Let’s try to understand it with a few data types:
Basic rules
Every RESP value is terminated by \r\n. The first byte tells you the type:
+ simple string
- error
: integer
$ bulk string
* array
( big number
Once you know the type byte, the rest is trivial.
Integers
: followed by the number, terminated by \r\n.
:1000\r\n
Read bytes after : until \r\n, parse as a number.
Simple strings
+ followed by the string, terminated by \r\n.
+OK\r\n
Do you notice any problem with above?
It cannot contain \r or \n, else how will we identify terminating chars.
Bulk strings
$5\r\nhello\r\n
The $5 says: read exactly 5 bytes after the first \r\n. The parser does not search inside the string for delimiters. It reads the length, reads that many bytes, skips the trailing \r\n.

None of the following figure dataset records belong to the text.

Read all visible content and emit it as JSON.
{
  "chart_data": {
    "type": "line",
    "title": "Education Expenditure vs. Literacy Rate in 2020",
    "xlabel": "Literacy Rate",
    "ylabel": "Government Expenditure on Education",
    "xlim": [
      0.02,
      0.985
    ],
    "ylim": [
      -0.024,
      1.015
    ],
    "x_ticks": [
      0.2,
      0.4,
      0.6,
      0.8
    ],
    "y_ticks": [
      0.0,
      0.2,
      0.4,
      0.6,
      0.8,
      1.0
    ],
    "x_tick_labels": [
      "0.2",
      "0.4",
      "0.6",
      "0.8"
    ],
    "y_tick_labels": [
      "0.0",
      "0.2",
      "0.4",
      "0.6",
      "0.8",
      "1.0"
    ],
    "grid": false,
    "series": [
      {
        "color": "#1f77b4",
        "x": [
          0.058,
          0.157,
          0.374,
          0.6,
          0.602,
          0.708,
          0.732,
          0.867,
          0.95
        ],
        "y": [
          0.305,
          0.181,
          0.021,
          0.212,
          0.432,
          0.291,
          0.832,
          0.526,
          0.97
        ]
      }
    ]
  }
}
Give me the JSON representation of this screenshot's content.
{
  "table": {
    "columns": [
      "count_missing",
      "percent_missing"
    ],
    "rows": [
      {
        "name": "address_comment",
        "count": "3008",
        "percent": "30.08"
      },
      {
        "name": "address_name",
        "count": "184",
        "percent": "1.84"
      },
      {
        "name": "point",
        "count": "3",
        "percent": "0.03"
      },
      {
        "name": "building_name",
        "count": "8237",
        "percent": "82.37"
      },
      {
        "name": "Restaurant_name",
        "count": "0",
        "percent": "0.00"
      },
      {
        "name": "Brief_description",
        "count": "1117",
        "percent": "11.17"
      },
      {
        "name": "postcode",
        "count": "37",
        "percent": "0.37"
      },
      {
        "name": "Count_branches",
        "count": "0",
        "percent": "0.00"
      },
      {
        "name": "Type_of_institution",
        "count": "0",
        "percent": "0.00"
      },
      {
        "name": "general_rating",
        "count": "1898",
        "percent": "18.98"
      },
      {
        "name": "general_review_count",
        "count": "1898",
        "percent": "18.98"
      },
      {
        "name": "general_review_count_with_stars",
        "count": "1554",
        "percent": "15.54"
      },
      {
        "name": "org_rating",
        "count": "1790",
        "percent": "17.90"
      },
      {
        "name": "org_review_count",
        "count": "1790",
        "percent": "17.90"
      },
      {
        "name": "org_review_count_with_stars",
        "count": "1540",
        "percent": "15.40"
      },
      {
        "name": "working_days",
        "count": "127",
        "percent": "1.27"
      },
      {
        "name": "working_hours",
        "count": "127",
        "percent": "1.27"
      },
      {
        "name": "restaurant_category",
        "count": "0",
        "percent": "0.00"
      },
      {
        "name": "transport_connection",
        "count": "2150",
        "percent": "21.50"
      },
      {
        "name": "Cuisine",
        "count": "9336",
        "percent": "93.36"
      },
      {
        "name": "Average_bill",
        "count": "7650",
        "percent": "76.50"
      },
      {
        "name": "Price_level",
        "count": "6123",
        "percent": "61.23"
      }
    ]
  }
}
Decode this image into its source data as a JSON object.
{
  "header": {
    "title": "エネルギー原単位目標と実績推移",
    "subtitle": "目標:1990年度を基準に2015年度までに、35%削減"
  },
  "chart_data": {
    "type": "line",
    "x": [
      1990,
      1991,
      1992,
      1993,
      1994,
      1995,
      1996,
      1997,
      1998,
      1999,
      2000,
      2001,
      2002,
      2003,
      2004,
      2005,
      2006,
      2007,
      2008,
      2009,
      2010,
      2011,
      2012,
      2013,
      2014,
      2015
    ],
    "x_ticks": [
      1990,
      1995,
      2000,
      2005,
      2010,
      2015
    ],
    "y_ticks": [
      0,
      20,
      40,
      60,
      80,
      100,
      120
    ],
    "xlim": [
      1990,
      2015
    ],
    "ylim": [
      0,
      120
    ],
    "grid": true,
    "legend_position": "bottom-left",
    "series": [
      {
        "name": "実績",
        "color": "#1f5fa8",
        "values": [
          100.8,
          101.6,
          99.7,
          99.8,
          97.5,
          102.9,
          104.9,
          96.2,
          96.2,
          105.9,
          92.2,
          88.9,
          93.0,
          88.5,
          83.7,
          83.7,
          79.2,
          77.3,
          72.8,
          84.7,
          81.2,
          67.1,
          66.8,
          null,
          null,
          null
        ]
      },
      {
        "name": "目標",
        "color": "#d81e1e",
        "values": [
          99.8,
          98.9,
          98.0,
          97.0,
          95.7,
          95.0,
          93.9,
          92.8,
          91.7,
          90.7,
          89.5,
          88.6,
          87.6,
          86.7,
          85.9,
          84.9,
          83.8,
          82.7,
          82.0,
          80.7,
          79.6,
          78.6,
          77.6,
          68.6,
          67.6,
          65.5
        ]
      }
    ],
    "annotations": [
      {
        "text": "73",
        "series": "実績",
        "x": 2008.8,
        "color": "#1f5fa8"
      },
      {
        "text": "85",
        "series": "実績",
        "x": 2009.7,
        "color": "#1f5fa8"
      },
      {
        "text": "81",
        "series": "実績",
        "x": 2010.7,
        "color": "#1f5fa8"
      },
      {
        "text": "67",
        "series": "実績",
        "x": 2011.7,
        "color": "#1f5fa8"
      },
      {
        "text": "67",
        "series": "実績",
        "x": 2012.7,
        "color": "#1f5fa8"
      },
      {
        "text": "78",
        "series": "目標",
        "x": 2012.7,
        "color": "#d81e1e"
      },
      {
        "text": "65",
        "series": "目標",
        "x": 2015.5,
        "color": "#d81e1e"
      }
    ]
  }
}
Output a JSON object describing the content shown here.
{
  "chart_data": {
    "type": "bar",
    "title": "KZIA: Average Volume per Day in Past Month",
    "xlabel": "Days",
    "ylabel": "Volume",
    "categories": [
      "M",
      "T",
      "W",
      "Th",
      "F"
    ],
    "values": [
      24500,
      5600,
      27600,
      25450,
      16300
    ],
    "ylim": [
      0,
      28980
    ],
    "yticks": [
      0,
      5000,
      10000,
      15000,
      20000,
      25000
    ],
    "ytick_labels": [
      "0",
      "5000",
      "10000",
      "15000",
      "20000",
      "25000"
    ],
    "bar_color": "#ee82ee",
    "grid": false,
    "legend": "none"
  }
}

Because it never interprets the content, this is binary-safe.
Arrays
* followed by the element count.
*3\r\n:1\r\n:2\r\n:3\r\n
Which is [1, 2, 3].
The *3 means: call the same RESP parser three more times, once per element. Arrays can contain any RESP type, including other arrays:
Similarly, your array can have different types of elements present together and can
use the same encoding rules.
How commands are sent
Redis clients send commands as arrays of bulk strings. SET name vicky becomes:
*3\r\n$3\r\nSET\r\n$4\r\nname\r\n$7\r\nvicky\r\n
Broken down:
*3 three elements
$3 SET first bulk string
$4 name second bulk string
$7 vicky third bulk string
The server knows exactly where each argument starts and ends because the lengths are declared upfront.
Hey buy why not JSON?
JSON parsing is basically a bracket matching problem(actually much harder). You have {, }, [, ], quotes, escaped quotes, commas, and nesting. To parse it correctly you need to track depth, similar to the valid parentheses problem. You push when you see an opening bracket, pop when you see a closing one, and you cannot be sure the structure is complete until the stack is empty.
On top of that, strings in JSON are tricky. You cannot just stop at the next " because the previous character might be a \. So the parser has to look back or track escape state while reading.
RESP does not have any of this. Bulk strings tell you exactly how many bytes to read. Arrays tell you exactly how many elements to expect. There is no bracket matching, escape handling, or depth tracking. The parser just reads what it is told to read.